California’s biggest union is once again up to no good. Dissatisfied with the piles of cash they’ve already stolen from California high-earning taxpayers, who are subject to a 14.4% income tax rate (the nation’s highest), double digit sales taxes, and the second-highest tax burden in the country, the SEIU is now clamoring for a “one-time” 5% tax on the net worth of “billionaires” to fund health care for illegal immigrants.
Yes, you read that right. Tax the rich even more to pay for ballooning costs of failing, state-run health care.
The initiative that voters will likely decide upon in November is the pinnacle of progressive envy. It’s not enough that the top 1% of taxpayers already fund half of the state budget. They’re greedy for more, and the initiative’s new authority to tax net worth is a harbinger of unprecedented government intrusion into our lives.
We can first look to the retroactivity clause, which ensures that any taxpayer who did not have the foresight to flee the state by Jan. 1, 2026, will be subject to the tax if voters approve it in November.
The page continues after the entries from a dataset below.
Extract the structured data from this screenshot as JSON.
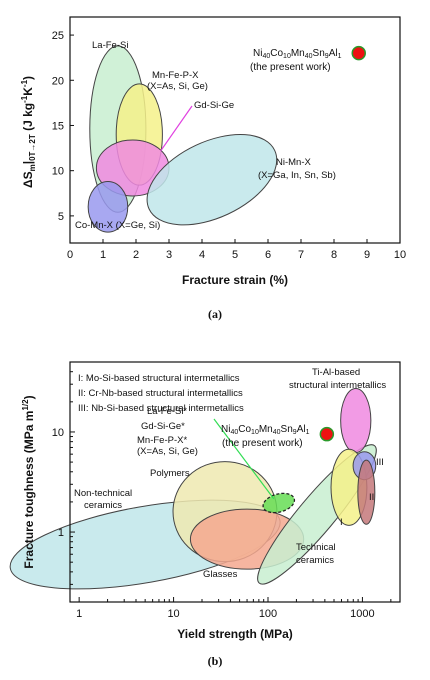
{
  "chart_data": [
    {
      "type": "scatter",
      "caption": "(a)",
      "xlabel": "Fracture strain (%)",
      "ylabel_parts": [
        "ΔS",
        "m",
        "|",
        "0T→2T",
        " (J kg",
        "-1",
        "K",
        "-1",
        ")"
      ],
      "xlim": [
        0,
        10
      ],
      "ylim": [
        2,
        27
      ],
      "xticks": [
        "0",
        "1",
        "2",
        "3",
        "4",
        "5",
        "6",
        "7",
        "8",
        "9",
        "10"
      ],
      "yticks": [
        "5",
        "10",
        "15",
        "20",
        "25"
      ],
      "ytick_values": [
        5,
        10,
        15,
        20,
        25
      ],
      "regions": [
        {
          "label": "La-Fe-Si",
          "cx": 1.45,
          "cy": 14.6,
          "rx": 0.85,
          "ry": 9.2,
          "rot": 0,
          "fill": "#c8eed0",
          "stroke": "#444444"
        },
        {
          "label": "Mn-Fe-P-X (X=As, Si, Ge)",
          "cx": 2.1,
          "cy": 14.0,
          "rx": 0.7,
          "ry": 5.6,
          "rot": 0,
          "fill": "#f4f18a",
          "stroke": "#444444"
        },
        {
          "label": "Gd-Si-Ge",
          "cx": 1.9,
          "cy": 10.3,
          "rx": 1.1,
          "ry": 3.1,
          "rot": 0,
          "fill": "#f08ae0",
          "stroke": "#444444"
        },
        {
          "label": "Ni-Mn-X (X=Ga, In, Sn, Sb)",
          "cx": 4.3,
          "cy": 9.0,
          "rx": 2.1,
          "ry": 4.2,
          "rot": -25,
          "fill": "#bfe6ea",
          "stroke": "#444444"
        },
        {
          "label": "Co-Mn-X (X=Ge, Si)",
          "cx": 1.15,
          "cy": 6.0,
          "rx": 0.6,
          "ry": 2.8,
          "rot": 0,
          "fill": "#9999ee",
          "stroke": "#444444"
        }
      ],
      "point": {
        "label_line1": "Ni40Co10Mn40Sn9Al1",
        "label_line2": "(the present work)",
        "x": 8.75,
        "y": 23.0,
        "color": "#ee1111"
      },
      "labels": {
        "la_fe_si": "La-Fe-Si",
        "mn_fe_p_x_1": "Mn-Fe-P-X",
        "mn_fe_p_x_2": "(X=As, Si, Ge)",
        "gd_si_ge": "Gd-Si-Ge",
        "ni_mn_x_1": "Ni-Mn-X",
        "ni_mn_x_2": "(X=Ga, In, Sn, Sb)",
        "co_mn_x": "Co-Mn-X (X=Ge, Si)",
        "ni_parts": [
          "Ni",
          "40",
          "Co",
          "10",
          "Mn",
          "40",
          "Sn",
          "9",
          "Al",
          "1"
        ],
        "present": "(the present work)"
      }
    },
    {
      "type": "scatter",
      "caption": "(b)",
      "xlabel": "Yield strength (MPa)",
      "ylabel": "Fracture toughness (MPa m",
      "ylabel_sup": "1/2",
      "ylabel_end": ")",
      "xscale": "log",
      "yscale": "log",
      "xlim": [
        0.8,
        2500
      ],
      "ylim": [
        0.2,
        50
      ],
      "xticks": [
        "1",
        "10",
        "100",
        "1000"
      ],
      "xtick_values": [
        1,
        10,
        100,
        1000
      ],
      "yticks": [
        "1",
        "10"
      ],
      "ytick_values": [
        1,
        10
      ],
      "legend_lines": [
        "I: Mo-Si-based structural intermetallics",
        "II: Cr-Nb-based structural intermetallics",
        "III: Nb-Si-based structural intermetallics"
      ],
      "regions": [
        {
          "label": "Non-technical ceramics",
          "cx": 5.0,
          "cy": 0.75,
          "rx": 1.45,
          "ry": 0.38,
          "rot": -10,
          "fill": "#bfe6ea",
          "stroke": "#444444"
        },
        {
          "label": "Polymers",
          "cx": 35,
          "cy": 1.6,
          "rx": 0.55,
          "ry": 0.5,
          "rot": 0,
          "fill": "#eee9b0",
          "stroke": "#444444"
        },
        {
          "label": "Glasses",
          "cx": 60,
          "cy": 0.85,
          "rx": 0.6,
          "ry": 0.3,
          "rot": 0,
          "fill": "#f5a88f",
          "stroke": "#444444"
        },
        {
          "label": "Technical ceramics",
          "cx": 330,
          "cy": 1.5,
          "rx": 0.95,
          "ry": 0.18,
          "rot": -50,
          "fill": "#c8eed0",
          "stroke": "#444444"
        },
        {
          "label": "Ti-Al-based structural intermetallics",
          "cx": 850,
          "cy": 13.0,
          "rx": 0.16,
          "ry": 0.32,
          "rot": 0,
          "fill": "#f08ae0",
          "stroke": "#444444"
        },
        {
          "label": "I",
          "cx": 720,
          "cy": 2.8,
          "rx": 0.19,
          "ry": 0.38,
          "rot": 0,
          "fill": "#f4f18a",
          "stroke": "#444444"
        },
        {
          "label": "III",
          "cx": 1050,
          "cy": 4.6,
          "rx": 0.12,
          "ry": 0.14,
          "rot": 0,
          "fill": "#9999ee",
          "stroke": "#444444"
        },
        {
          "label": "II",
          "cx": 1100,
          "cy": 2.5,
          "rx": 0.09,
          "ry": 0.32,
          "rot": 0,
          "fill": "#c4787a",
          "stroke": "#444444"
        },
        {
          "label": "La-Fe-Si* Gd-Si-Ge* Mn-Fe-P-X*",
          "cx": 130,
          "cy": 1.95,
          "rx": 0.17,
          "ry": 0.09,
          "rot": -15,
          "fill": "#66dd55",
          "stroke": "#222222",
          "dashed": true
        }
      ],
      "point": {
        "label_line1": "Ni40Co10Mn40Sn9Al1",
        "label_line2": "(the present work)",
        "x": 420,
        "y": 9.5,
        "color": "#ee1111"
      },
      "labels": {
        "ti_al_1": "Ti-Al-based",
        "ti_al_2": "structural intermetallics",
        "la_fe_si": "La-Fe-Si*",
        "gd_si_ge": "Gd-Si-Ge*",
        "mn_fe_p_x_1": "Mn-Fe-P-X*",
        "mn_fe_p_x_2": "(X=As, Si, Ge)",
        "polymers": "Polymers",
        "non_tech_1": "Non-technical",
        "non_tech_2": "ceramics",
        "glasses": "Glasses",
        "tech_1": "Technical",
        "tech_2": "ceramics",
        "i": "I",
        "ii": "II",
        "iii": "III",
        "ni_parts": [
          "Ni",
          "40",
          "Co",
          "10",
          "Mn",
          "40",
          "Sn",
          "9",
          "Al",
          "1"
        ],
        "present": "(the present work)"
      }
    }
  ]
}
Progressives are well aware of the millions of people, trillions of dollars, and multiple congressional districts that have already left California for the freer shores of Florida, Texas, Tennessee, and other zero-income tax states. This time around, the victims of their tax hikes won’t have the chance to vote with their feet.
The initiative also singles out the most successful entrepreneurs who built their companies from nothing into unimaginable success. For many founders, the tax could be well over 5%.
Take Larry Page of Google. He and his co-founder, Sergey Brin, own 11.3% of the parent company, Alphabet. But these shares are not publicly tradable; they are “supervoting” shares that give the founders 52.3% of voting rights on the board. Under the initiative’s language, it is highly likely they would be taxed on 52.3% of the value of Alphabet ($4 trillion), leaving them with a $200 billion tax bill. That’s nearly half of their net worth, not 5%.
Page and Brin would likely have no choice but to convert their supervoting shares to typical Class A, publicly traded stocks just to afford their tax bill, and in doing so relinquish control of the company they single-handedly built, hungry and penniless, in a rented garage.
This is the result of deep philosophical corrosion that has infected Sacramento and the Democratic party for decades. The progressives behind this initiative genuinely hate the rich, not for being rich, but for their achievements—for their productivity, for their independence, for building productive companies that change the world for the better—despite the enormous personal and social benefit of products like Instagram or ChatGPT, or the millions of employees whose jobs wouldn’t exist without the single-minded determination of successful founders.
But even as Silicon Valley entrepreneurs at the forefront of the AI revolution suffer immediately, the ultimate consequences of this initiative will be felt by the middle class.
For the first time in the history of the world, a government entity could gain the authority to peer behind the veil into your net worth—to audit the total value of every asset you own, every bit of your personal property, tangible and intangible, realized and unrealized. Every couch, car, appliance, home, pet, piece of art and renovated bathroom.
The dangers of granting such omniscience and power to the tax collector cannot be understated.
The United States could force billionaires to liquidate every asset they have, force them into homelessness, and give every penny to the government, and they still couldn’t fund the federal government for more than a single year. The real money—$170 trillion of it—is locked up in the middle class. Once the billionaires are penniless, who do you think the czars of the welfare state will go after next?
Be forewarned: the progressive Left is targeting the billionaires—first. Then they’ll come for you.